Guess what: It's worked. Soto is still mashing fastballs, though somewhat less than he did last year. The trade-off is that the rookie who couldn't touch pitches with movement last year is now crushing breaking and offspeed pitches; that .229 average and .309 slugging have jumped up to a .271 average and a .453 slugging, 23rd best in baseball -- tied with Betts.
Oh, and there's this, too: No one in baseball, at least among those with 400 plate appearances in each of the last two seasons, has cut their ground ball rate by as much as Soto has, from last year's 53.7% to this year's 41.4%.
2) Soto is getting better on defense.
Last year, Soto was worth -6 Outs Above Average, putting him in just the 16th percentile of outfielders. (A simple way to think about it: An average outfielder would have been expected to catch 86% of the opportunities he received, but Soto caught just 83%, a deficit of 3%.)
This year, Soto has been worth +4 Outs Above Average, putting him in the Top 25. While he'll never be considered a truly elite fielder like his Nationals teammate Victor Robles, Soto has gone from a negative to a mild plus. He's again been expected to catch 86% of the opportunities he's received, but now he's catching 88% of them, a swing of plus-five percentage points from last year.
This catch he made on June 30 in Detroit had just a 35% Catch Probability, the best catch of his brief career.
It's not that Soto got faster, because he didn't; his Sprint Speed of 27.2 feet per second has been identical in both seasons, and is just a tick faster than the Major League average of 27.0 feet per second. It's that he did, well, exactly what he said he'd do back in Spring Training.
"The more I work on my defense, the better my future will be,” he told Collier in March. As Collier detailed, Soto and Nationals coach Bobby Henley would "work on drills designed to quicken [Soto's] first step."
We can measure that sort of thing now, and it's worked. Last year, Soto's jumps -- feet covered in the right direction in the first three seconds -- were completely average. This year, he's gone from the 52nd percentile to the 78th percentile. His reaction time (feet covered in the first 1.5 seconds) is now baseball's third best, behind Jackie Bradley Jr. and Ramón Laureano. Like Trout always seems to do, he found something to get better at ... and he did it.
Soto wasn't a first-round Draft pick, because he signed as an international free agent. He wasn't Rookie of the Year, because Acuña put up a pretty historic season of his own. He wasn't even an All-Star this year, because Yelich, Cody Bellinger and Acuña were worthy starters and the players, perhaps blinded by batting average, selected Charlie Blackmon, David Dahl and Jeff McNeil as reserves ahead of him.

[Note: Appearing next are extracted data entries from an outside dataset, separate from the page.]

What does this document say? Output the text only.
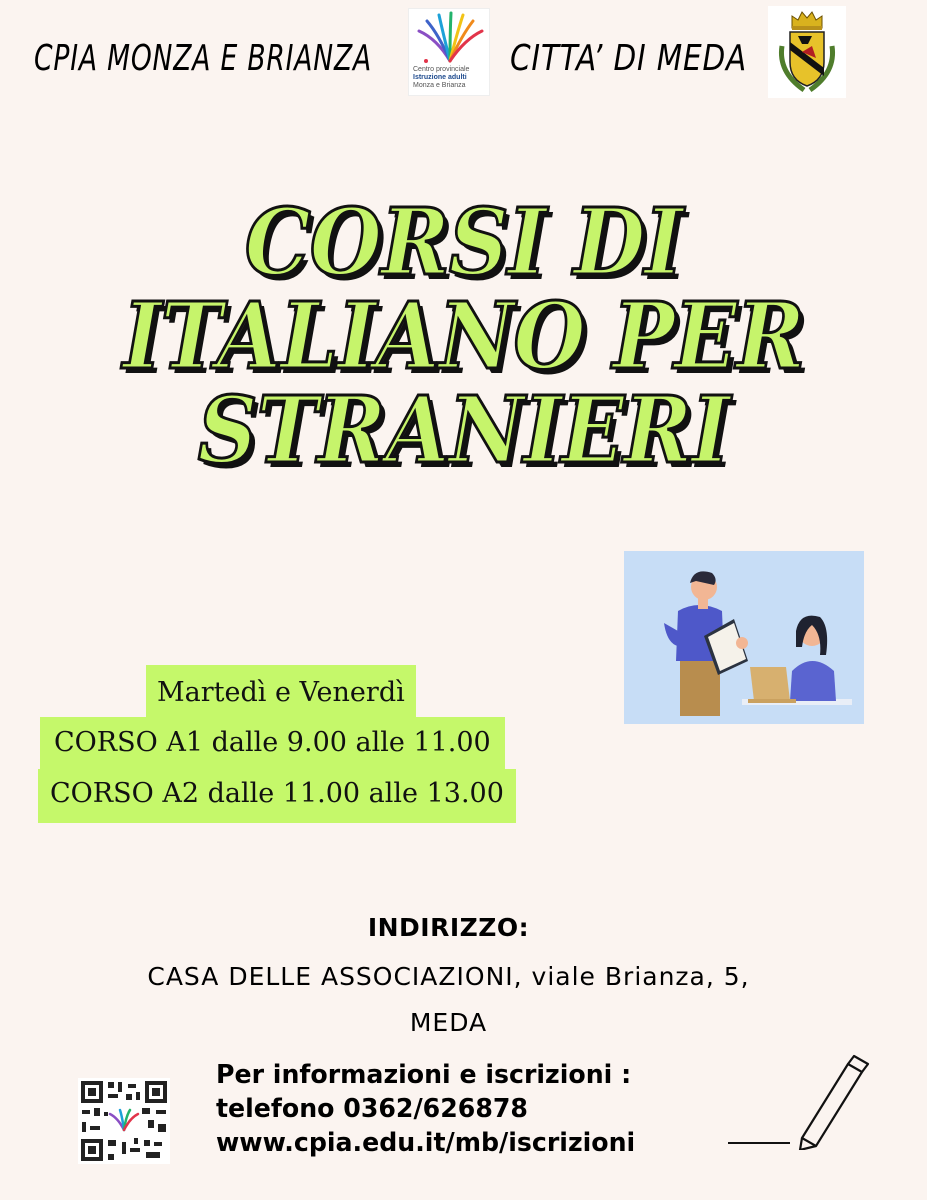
CPIA MONZA E BRIANZA	Centro provinciale
Istruzione adulti
Monza e Brianza
CITTA’ DI MEDA
CORSI DI
ITALIANO PER
STRANIERI
Martedì e Venerdì
CORSO A1 dalle 9.00 alle 11.00
CORSO A2 dalle 11.00 alle 13.00
INDIRIZZO:
CASA DELLE ASSOCIAZIONI, viale Brianza, 5,
MEDA
Per informazioni e iscrizioni :
telefono 0362/626878
www.cpia.edu.it/mb/iscrizioni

All of this is because Soto is just day-in, day-out outstanding, without the peaks and valleys that draw attention, and because he might not even be the best hitter on his own team (Rendon) or the biggest star on the roster (Max Scherzer) or the most exciting defender in his own outfield (Robles), and maybe that's OK.
But if you look past Soto because he doesn't capture the headlines, that's a problem for all of us. He's not just one of the most exciting young hitters in the game, right now. He might be one of the most exciting young hitters we've ever seen. He's earned that praise, at least.